New research shows that trainee teachers have much greater faith in their own ability than the people who appoint them once they have qualified. According to the survey, the majority of student teachers feel competent in areas such as using effective assessment techniques and responding to learning styles, but only a minority of headteachers agree that they are.
American academics questioned more than 150 trainee and practising teachers and headteachers, asking them to rate how prepared they felt for 33 different professional tasks.
Among the trainees, 72 per cent felt adequately prepared for all but three of the tasks, showing a degree of confidence on a par with experienced teachers. But headteachers said that new teachers were sufficiently prepared in only 13 of the areas.
In particular, only 22 per cent of school leaders felt that beginner teachers could identify and plan for individual students' needs. By contrast, 84.6 per cent of teachers felt prepared to do this effectively.
And although only 33 per cent of headteachers believed that new teachers were able to use appropriate and effective assessment techniques, 82.1 per cent of trainees felt capable of doing so.
The trainees unanimously agreed that they were ready to set high expectations for learning and to use non-verbal forms of communication, such as gestures and eye contact, to let students know what was expected. But headteachers had a much lower opinion of their trainees in all these areas.
"The fact that principals indicate lower levels of preparedness in new teachers is concerning," the academics from Northern Kentucky University and the University of Louisville write in a paper delivered at last month's American Educational Research Association conference.
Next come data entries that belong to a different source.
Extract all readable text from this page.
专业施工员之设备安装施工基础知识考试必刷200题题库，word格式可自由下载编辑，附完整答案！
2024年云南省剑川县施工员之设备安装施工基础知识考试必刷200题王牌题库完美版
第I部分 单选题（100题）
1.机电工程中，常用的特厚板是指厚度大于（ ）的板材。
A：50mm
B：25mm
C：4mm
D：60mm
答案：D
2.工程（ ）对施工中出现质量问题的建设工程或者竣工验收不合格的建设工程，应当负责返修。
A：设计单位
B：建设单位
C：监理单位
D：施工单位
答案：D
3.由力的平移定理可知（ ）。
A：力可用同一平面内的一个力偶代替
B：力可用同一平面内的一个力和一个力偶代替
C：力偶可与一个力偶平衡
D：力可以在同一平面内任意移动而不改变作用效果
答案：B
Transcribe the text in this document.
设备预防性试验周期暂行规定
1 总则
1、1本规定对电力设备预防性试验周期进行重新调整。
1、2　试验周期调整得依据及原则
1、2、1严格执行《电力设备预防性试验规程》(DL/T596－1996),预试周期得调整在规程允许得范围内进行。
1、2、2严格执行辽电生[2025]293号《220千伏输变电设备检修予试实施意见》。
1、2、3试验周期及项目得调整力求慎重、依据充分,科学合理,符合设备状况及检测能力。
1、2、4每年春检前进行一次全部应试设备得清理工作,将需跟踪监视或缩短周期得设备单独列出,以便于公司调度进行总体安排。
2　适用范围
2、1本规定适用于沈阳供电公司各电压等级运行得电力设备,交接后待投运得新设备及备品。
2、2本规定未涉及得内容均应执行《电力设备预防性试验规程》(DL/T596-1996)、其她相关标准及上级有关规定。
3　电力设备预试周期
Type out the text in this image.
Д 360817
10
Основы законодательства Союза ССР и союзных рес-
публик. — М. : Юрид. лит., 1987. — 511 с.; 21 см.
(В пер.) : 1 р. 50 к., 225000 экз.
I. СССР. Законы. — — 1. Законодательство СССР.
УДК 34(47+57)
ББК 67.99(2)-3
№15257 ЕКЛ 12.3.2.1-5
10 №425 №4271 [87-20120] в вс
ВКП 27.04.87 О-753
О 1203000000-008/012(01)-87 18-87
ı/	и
"The results raise the issue of the candidates'.ability to translate the theory of their college classrooms into practice in real-life educational settings," the researchers add. They also question whether "principals have realistic expectations for what skill level beginning teachers should possess".
However, all the trainee teachers questioned said that they felt ready to be a classroom role model, and that view was shared by 78 per cent of headteachers. And almost as many headteachers as trainees believed that new teachers were capable of demonstrating expertise in their subjects.
Earlier this month, England's education secretary Michael Gove announced that the quality and effectiveness of teacher training courses would be reviewed. "It is right that we look at how we can ensure all courses are providing the best possible training," he said.
Mr Gove has been open about his disdain for university-based teacher training, and has said that he would like to see half of all new teachers learning on the job.
Jonathan Allen, director for initial teacher education at the University of London's Institute of Education, pointed out that English schools played a much more active role in the training of new teachers than their US counterparts.
He added that, while new teachers' lack of experience was sometimes reflected in an overestimation of their own abilities, "a really good newly qualified teacher actually understands how much more they've got to learn, and is almost a little daunted by their first year of teaching, when they realise how much further they still have to go. So, if anything, there's an underconfidence there."